Hansson , E , Garmy , P , Vilhjálmsson , R & Kristjánsdóttir , G 2020 , ' Bullying, health complaints, and self-rated health among school-aged children and adolescents ' , Journal of International Medical Research , vol. 48 , no. 2 . https://doi.org/10.1177/0300060519895355

Abstract:

Objective: The aim of the current study was to examine whether health complaints and self-reported health were associated with bullying victimization in a large cohort of Icelandic children and adolescents. Methods: In this study, we used data from a school-based cross-sectional survey, specifically, the Icelandic contribution to the international research network Health Behavior in School-aged Children (HBSC). The study population included all students throughout Iceland in grades 6, 8, and 10 (mean age 13 years, standard deviation 1.61). The participation rate was 84% (N = 11,018).
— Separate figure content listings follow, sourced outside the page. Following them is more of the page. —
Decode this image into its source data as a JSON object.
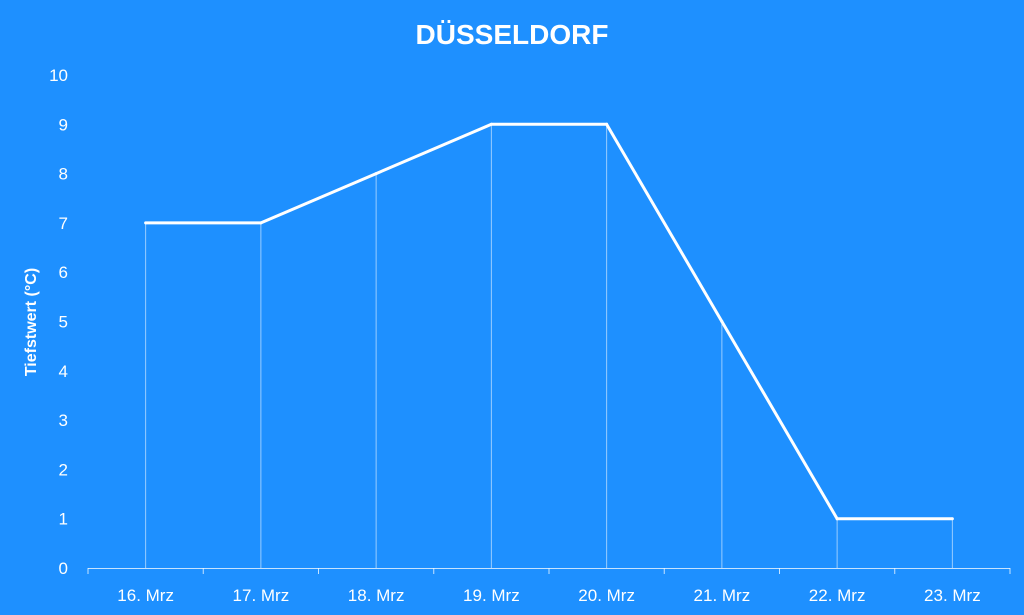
{
  "chart_data": {
    "type": "line",
    "title": "DÜSSELDORF",
    "xlabel": "",
    "ylabel": "Tiefstwert (°C)",
    "categories": [
      "16. Mrz",
      "17. Mrz",
      "18. Mrz",
      "19. Mrz",
      "20. Mrz",
      "21. Mrz",
      "22. Mrz",
      "23. Mrz"
    ],
    "series": [
      {
        "values": [
          7,
          7,
          8,
          9,
          9,
          5,
          1,
          1
        ]
      }
    ],
    "ylim": [
      0,
      10
    ],
    "yticks": [
      "0",
      "1",
      "2",
      "3",
      "4",
      "5",
      "6",
      "7",
      "8",
      "9",
      "10"
    ],
    "grid": false,
    "drop_lines": true,
    "colors": {
      "background": "#1e90ff",
      "line": "#ffffff",
      "text": "#ffffff"
    }
  }
}
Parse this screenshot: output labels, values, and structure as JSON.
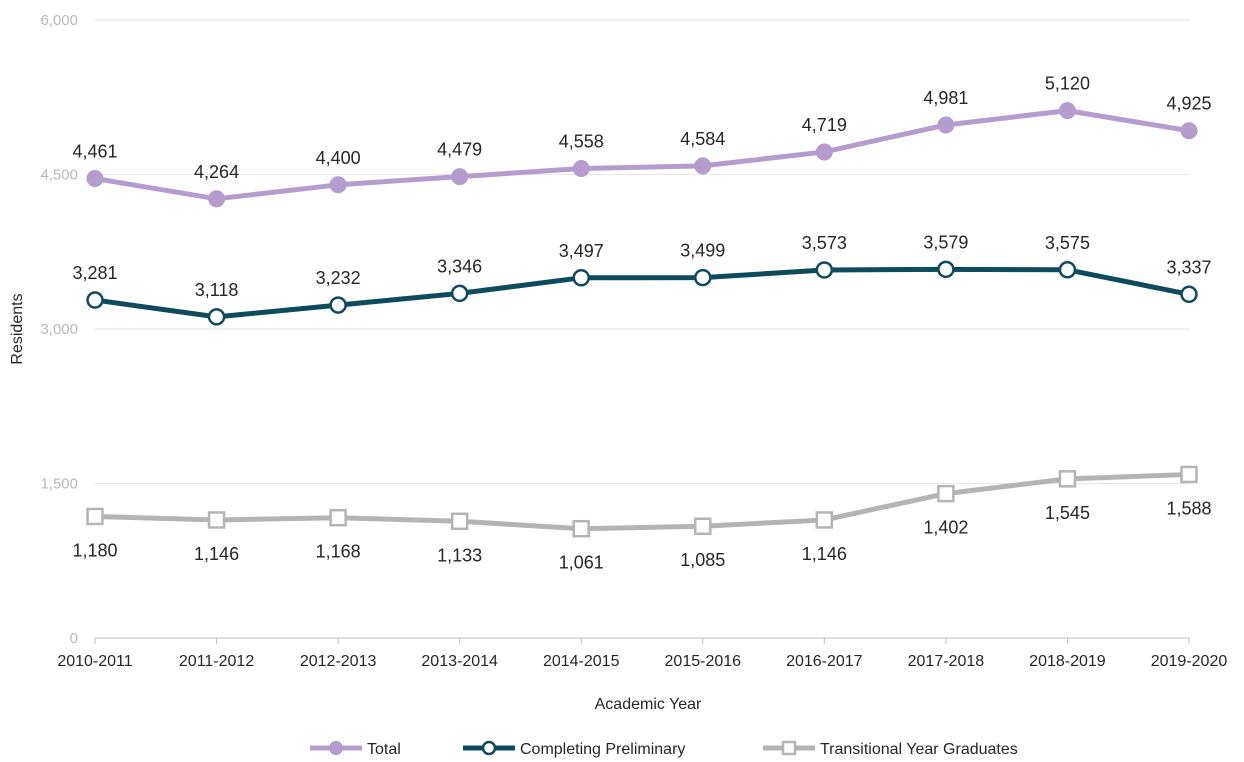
{
  "chart_data": {
    "type": "line",
    "title": "",
    "xlabel": "Academic Year",
    "ylabel": "Residents",
    "ylim": [
      0,
      6000
    ],
    "yticks": [
      0,
      1500,
      3000,
      4500,
      6000
    ],
    "ytick_labels": [
      "0",
      "1,500",
      "3,000",
      "4,500",
      "6,000"
    ],
    "grid": true,
    "legend": "bottom",
    "categories": [
      "2010-2011",
      "2011-2012",
      "2012-2013",
      "2013-2014",
      "2014-2015",
      "2015-2016",
      "2016-2017",
      "2017-2018",
      "2018-2019",
      "2019-2020"
    ],
    "series": [
      {
        "name": "Total",
        "color": "#b49ccc",
        "marker": "filled-circle",
        "label_position": "above",
        "values": [
          4461,
          4264,
          4400,
          4479,
          4558,
          4584,
          4719,
          4981,
          5120,
          4925
        ],
        "labels": [
          "4,461",
          "4,264",
          "4,400",
          "4,479",
          "4,558",
          "4,584",
          "4,719",
          "4,981",
          "5,120",
          "4,925"
        ]
      },
      {
        "name": "Completing Preliminary",
        "color": "#0c4a5c",
        "marker": "open-circle",
        "label_position": "above",
        "values": [
          3281,
          3118,
          3232,
          3346,
          3497,
          3499,
          3573,
          3579,
          3575,
          3337
        ],
        "labels": [
          "3,281",
          "3,118",
          "3,232",
          "3,346",
          "3,497",
          "3,499",
          "3,573",
          "3,579",
          "3,575",
          "3,337"
        ]
      },
      {
        "name": "Transitional Year Graduates",
        "color": "#b4b4b4",
        "marker": "open-square",
        "label_position": "below",
        "values": [
          1180,
          1146,
          1168,
          1133,
          1061,
          1085,
          1146,
          1402,
          1545,
          1588
        ],
        "labels": [
          "1,180",
          "1,146",
          "1,168",
          "1,133",
          "1,061",
          "1,085",
          "1,146",
          "1,402",
          "1,545",
          "1,588"
        ]
      }
    ]
  }
}
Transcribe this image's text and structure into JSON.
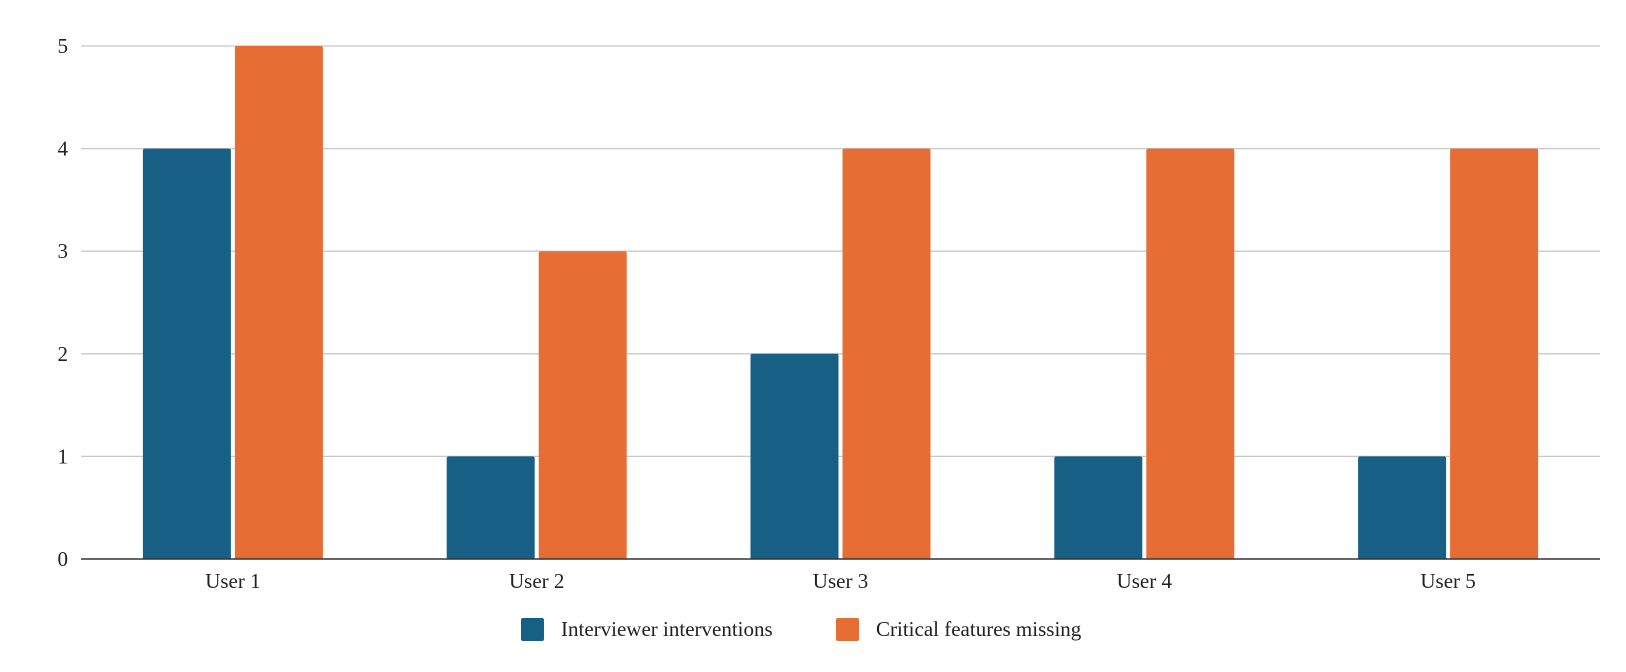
{
  "chart_data": {
    "type": "bar",
    "title": "",
    "xlabel": "",
    "ylabel": "",
    "categories": [
      "User 1",
      "User 2",
      "User 3",
      "User 4",
      "User 5"
    ],
    "series": [
      {
        "name": "Interviewer interventions",
        "color": "#175f84",
        "values": [
          4,
          1,
          2,
          1,
          1
        ]
      },
      {
        "name": "Critical features missing",
        "color": "#e66d33",
        "values": [
          5,
          3,
          4,
          4,
          4
        ]
      }
    ],
    "ylim": [
      0,
      5
    ],
    "yticks": [
      0,
      1,
      2,
      3,
      4,
      5
    ],
    "grid": true,
    "legend_position": "bottom"
  }
}
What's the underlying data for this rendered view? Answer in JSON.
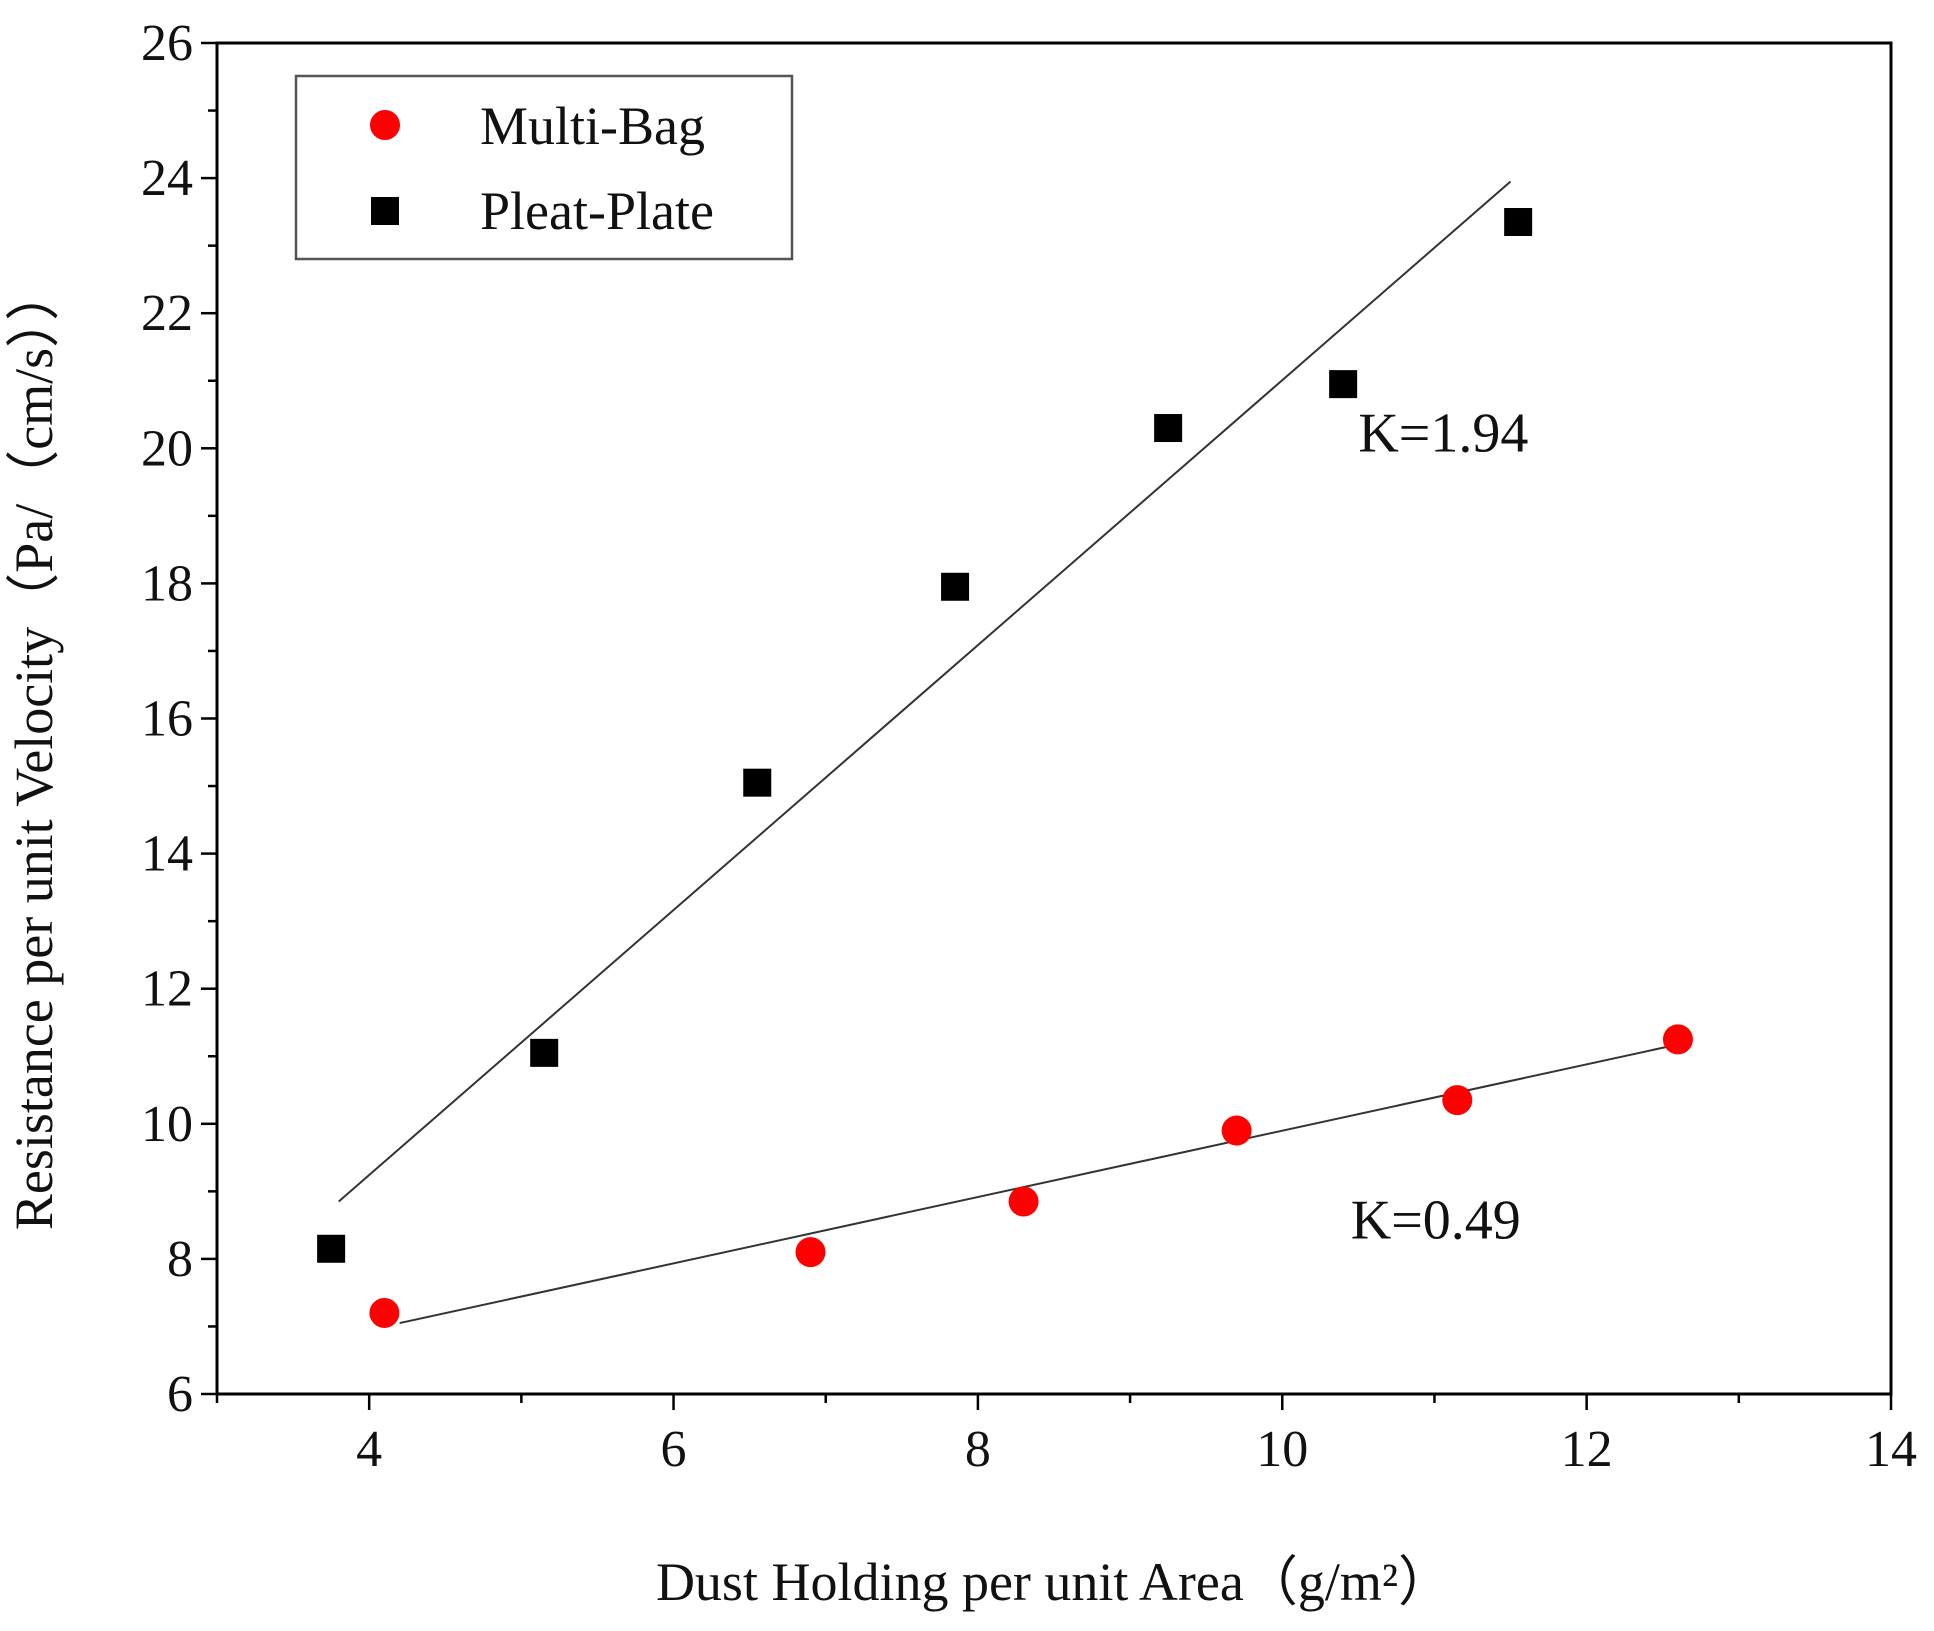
{
  "chart_data": {
    "type": "scatter",
    "title": "",
    "xlabel": "Dust Holding per unit Area（g/m²）",
    "ylabel": "Resistance per unit Velocity（Pa/（cm/s））",
    "xlim": [
      3,
      14
    ],
    "ylim": [
      6,
      26
    ],
    "xticks": [
      4,
      6,
      8,
      10,
      12,
      14
    ],
    "yticks": [
      6,
      8,
      10,
      12,
      14,
      16,
      18,
      20,
      22,
      24,
      26
    ],
    "legend_position": "top-left",
    "series": [
      {
        "name": "Multi-Bag",
        "marker": "circle",
        "color": "#ff0000",
        "x": [
          4.1,
          6.9,
          8.3,
          9.7,
          11.15,
          12.6
        ],
        "y": [
          7.2,
          8.1,
          8.85,
          9.9,
          10.35,
          11.25
        ],
        "fit_line": {
          "x": [
            4.2,
            12.55
          ],
          "y": [
            7.05,
            11.15
          ]
        },
        "annotation": "K=0.49"
      },
      {
        "name": "Pleat-Plate",
        "marker": "square",
        "color": "#000000",
        "x": [
          3.75,
          5.15,
          6.55,
          7.85,
          9.25,
          10.4,
          11.55
        ],
        "y": [
          8.15,
          11.05,
          15.05,
          17.95,
          20.3,
          20.95,
          23.35
        ],
        "fit_line": {
          "x": [
            3.8,
            11.5
          ],
          "y": [
            8.85,
            23.95
          ]
        },
        "annotation": "K=1.94"
      }
    ]
  }
}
Participating students completed an anonymous standardized questionnaire in their classrooms. Results: Bullying victimization was associated with feeling depressed (odds ratio 2.61), having difficulty falling asleep, dizziness, and low self-reported health. No differences were found between sex and age groups. Conclusions: Children and adolescents who are bullied appear to more often experience depression, difficulties falling asleep, dizziness, and poor health; however, health complaints were also relatively high among non-bullied children and adolescents. Bullying prevention measures must be implemented in children’s and adolescents’ social environments. In addition to assessing bullying interventions, further research should focus on methods of enhancing resilience in this population.